Ulasfakta.co – Aroma keretakan kembali menyeruak di tubuh Ikatan Wartawan Online (IWO). Menjelang Rapat Kerja Nasional (Rakernas) di Jakarta, Oktober 2025 ini, konflik kepemimpinan mencuat. Bukan sekadar beda pandangan, tapi sudah menjurus pada perebutan legitimasi.

Zulkifli Tahir, Ketua PW IWO Sulawesi Selatan sekaligus Koordinator Steering Committee (SC) Musyawarah Bersama (Mubes) II tahun 2022, buka suara soal pemecatan Teuku Yudhistira, Ketua Umum IWO hasil Mubes II Lanjutan tahun 2023.

“Teuku Yudhistira dipecat oleh siapa, dasarnya apa? Justru beliau yang sah secara organisatoris,” ujar Zulkifli di Makassar, Sabtu, 4 Oktober 2025.

Dia mengungkapkan, organisasi wartawan seharusnya menjunjung etika berorganisasi, bukan menciptakan drama tanpa konstitusi.

Tarik Ulur Sejak Mubes II

Konflik bermula dari Mubes II IWO di Tangerang, 2–3 Desember 2022. Forum yang semestinya jadi puncak demokrasi organisasi berakhir buntu. Dua kandidat, Aji Bahroji dan Edward P, gagal mencapai konsensus.

Deadlock. Pengurus Pusat 2017–2022 dinyatakan demisioner, sementara posisi Ketua Umum kosong.

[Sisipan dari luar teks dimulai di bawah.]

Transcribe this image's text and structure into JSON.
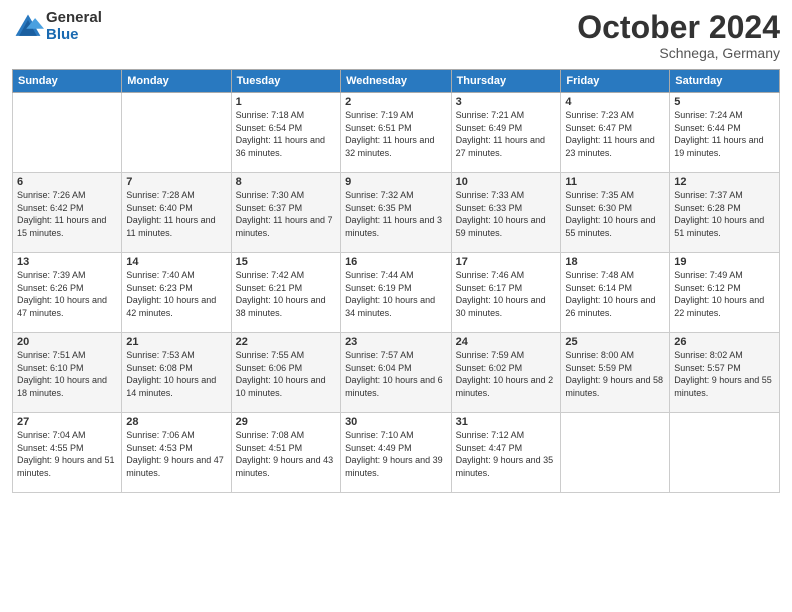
{
  "logo": {
    "general": "General",
    "blue": "Blue"
  },
  "header": {
    "month": "October 2024",
    "location": "Schnega, Germany"
  },
  "days_of_week": [
    "Sunday",
    "Monday",
    "Tuesday",
    "Wednesday",
    "Thursday",
    "Friday",
    "Saturday"
  ],
  "weeks": [
    [
      {
        "day": "",
        "info": ""
      },
      {
        "day": "",
        "info": ""
      },
      {
        "day": "1",
        "info": "Sunrise: 7:18 AM\nSunset: 6:54 PM\nDaylight: 11 hours and 36 minutes."
      },
      {
        "day": "2",
        "info": "Sunrise: 7:19 AM\nSunset: 6:51 PM\nDaylight: 11 hours and 32 minutes."
      },
      {
        "day": "3",
        "info": "Sunrise: 7:21 AM\nSunset: 6:49 PM\nDaylight: 11 hours and 27 minutes."
      },
      {
        "day": "4",
        "info": "Sunrise: 7:23 AM\nSunset: 6:47 PM\nDaylight: 11 hours and 23 minutes."
      },
      {
        "day": "5",
        "info": "Sunrise: 7:24 AM\nSunset: 6:44 PM\nDaylight: 11 hours and 19 minutes."
      }
    ],
    [
      {
        "day": "6",
        "info": "Sunrise: 7:26 AM\nSunset: 6:42 PM\nDaylight: 11 hours and 15 minutes."
      },
      {
        "day": "7",
        "info": "Sunrise: 7:28 AM\nSunset: 6:40 PM\nDaylight: 11 hours and 11 minutes."
      },
      {
        "day": "8",
        "info": "Sunrise: 7:30 AM\nSunset: 6:37 PM\nDaylight: 11 hours and 7 minutes."
      },
      {
        "day": "9",
        "info": "Sunrise: 7:32 AM\nSunset: 6:35 PM\nDaylight: 11 hours and 3 minutes."
      },
      {
        "day": "10",
        "info": "Sunrise: 7:33 AM\nSunset: 6:33 PM\nDaylight: 10 hours and 59 minutes."
      },
      {
        "day": "11",
        "info": "Sunrise: 7:35 AM\nSunset: 6:30 PM\nDaylight: 10 hours and 55 minutes."
      },
      {
        "day": "12",
        "info": "Sunrise: 7:37 AM\nSunset: 6:28 PM\nDaylight: 10 hours and 51 minutes."
      }
    ],
    [
      {
        "day": "13",
        "info": "Sunrise: 7:39 AM\nSunset: 6:26 PM\nDaylight: 10 hours and 47 minutes."
      },
      {
        "day": "14",
        "info": "Sunrise: 7:40 AM\nSunset: 6:23 PM\nDaylight: 10 hours and 42 minutes."
      },
      {
        "day": "15",
        "info": "Sunrise: 7:42 AM\nSunset: 6:21 PM\nDaylight: 10 hours and 38 minutes."
      },
      {
        "day": "16",
        "info": "Sunrise: 7:44 AM\nSunset: 6:19 PM\nDaylight: 10 hours and 34 minutes."
      },
      {
        "day": "17",
        "info": "Sunrise: 7:46 AM\nSunset: 6:17 PM\nDaylight: 10 hours and 30 minutes."
      },
      {
        "day": "18",
        "info": "Sunrise: 7:48 AM\nSunset: 6:14 PM\nDaylight: 10 hours and 26 minutes."
      },
      {
        "day": "19",
        "info": "Sunrise: 7:49 AM\nSunset: 6:12 PM\nDaylight: 10 hours and 22 minutes."
      }
    ],
    [
      {
        "day": "20",
        "info": "Sunrise: 7:51 AM\nSunset: 6:10 PM\nDaylight: 10 hours and 18 minutes."
      },
      {
        "day": "21",
        "info": "Sunrise: 7:53 AM\nSunset: 6:08 PM\nDaylight: 10 hours and 14 minutes."
      },
      {
        "day": "22",
        "info": "Sunrise: 7:55 AM\nSunset: 6:06 PM\nDaylight: 10 hours and 10 minutes."
      },
      {
        "day": "23",
        "info": "Sunrise: 7:57 AM\nSunset: 6:04 PM\nDaylight: 10 hours and 6 minutes."
      },
      {
        "day": "24",
        "info": "Sunrise: 7:59 AM\nSunset: 6:02 PM\nDaylight: 10 hours and 2 minutes."
      },
      {
        "day": "25",
        "info": "Sunrise: 8:00 AM\nSunset: 5:59 PM\nDaylight: 9 hours and 58 minutes."
      },
      {
        "day": "26",
        "info": "Sunrise: 8:02 AM\nSunset: 5:57 PM\nDaylight: 9 hours and 55 minutes."
      }
    ],
    [
      {
        "day": "27",
        "info": "Sunrise: 7:04 AM\nSunset: 4:55 PM\nDaylight: 9 hours and 51 minutes."
      },
      {
        "day": "28",
        "info": "Sunrise: 7:06 AM\nSunset: 4:53 PM\nDaylight: 9 hours and 47 minutes."
      },
      {
        "day": "29",
        "info": "Sunrise: 7:08 AM\nSunset: 4:51 PM\nDaylight: 9 hours and 43 minutes."
      },
      {
        "day": "30",
        "info": "Sunrise: 7:10 AM\nSunset: 4:49 PM\nDaylight: 9 hours and 39 minutes."
      },
      {
        "day": "31",
        "info": "Sunrise: 7:12 AM\nSunset: 4:47 PM\nDaylight: 9 hours and 35 minutes."
      },
      {
        "day": "",
        "info": ""
      },
      {
        "day": "",
        "info": ""
      }
    ]
  ]
}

Koordinator SC, Zulkifli Tahir, bersama tim kemudian menerbitkan SK Nomor 009 Tahun 2022, menunjuk Jodhi Yudono, Ketua Umum demisioner, sebagai Presidium Sementara. Bukan ketua baru, melainkan penanggung jawab menuju Mubes lanjutan.

“Tugasnya satu: menyiapkan Mubes lanjutan. Bukan membentuk pengurus baru,” tegas Zulkifli.

Jakarta: Titik Terang yang Berubah Gelap

Setahun kemudian, Mubes II Lanjutan digelar di Jakarta, 9–10 Oktober 2023. Teuku Yudhistira, M.I.Kom., terpilih secara aklamasi sebagai Ketua Umum IWO periode 2023–2028. Risalah lengkap, ditandatangani resmi.

Namun, tepat setahun berselang, beredar kabar pemecatan Teuku. Bahkan muncul organisasi tandingan bernama Perkumpulan Wartawan Warta Online (PWWO), dengan atribut yang menyerupai IWO.

“Kalau ada yang mengaku memecat Ketua Umum hasil Mubes, harus jelas dasarnya,” kata Zulkifli.

“Mubes itu forum tertinggi organisasi. Melangkahi keputusannya berarti melangkahi konstitusi IWO,” tambahnya.

Organisasi Wartawan, Bukan Grup WA

Zulkifli menilai banyak anggota terseret wacana tanpa memahami kronologi. Ia mengingatkan pentingnya disiplin berorganisasi.

“Berorganisasi itu bukan soal siapa yang paling vokal di grup WhatsApp, tapi siapa yang taat mekanisme,” ujarnya.

“Kalau wartawan saja abai pada aturan internal, bagaimana bisa bicara soal etika profesi?,” katanya lagi.

Di Ujung Konflik, Ujian Integritas

Polemik ini tak sekadar soal figur. Ini ujian kedewasaan organisasi wartawan digital dalam menjaga marwahnya. IWO lahir untuk menjaga profesionalitas pers, bukan ajang manuver politik.

Kini publik menunggu: siapa sebenarnya yang sah memegang “pena organisasi” IWO?

Karena di tengah gonjang-ganjing ini, satu hal tak boleh dilupakan: organisasi wartawan harus jadi teladan, bukan sekadar panggung ego.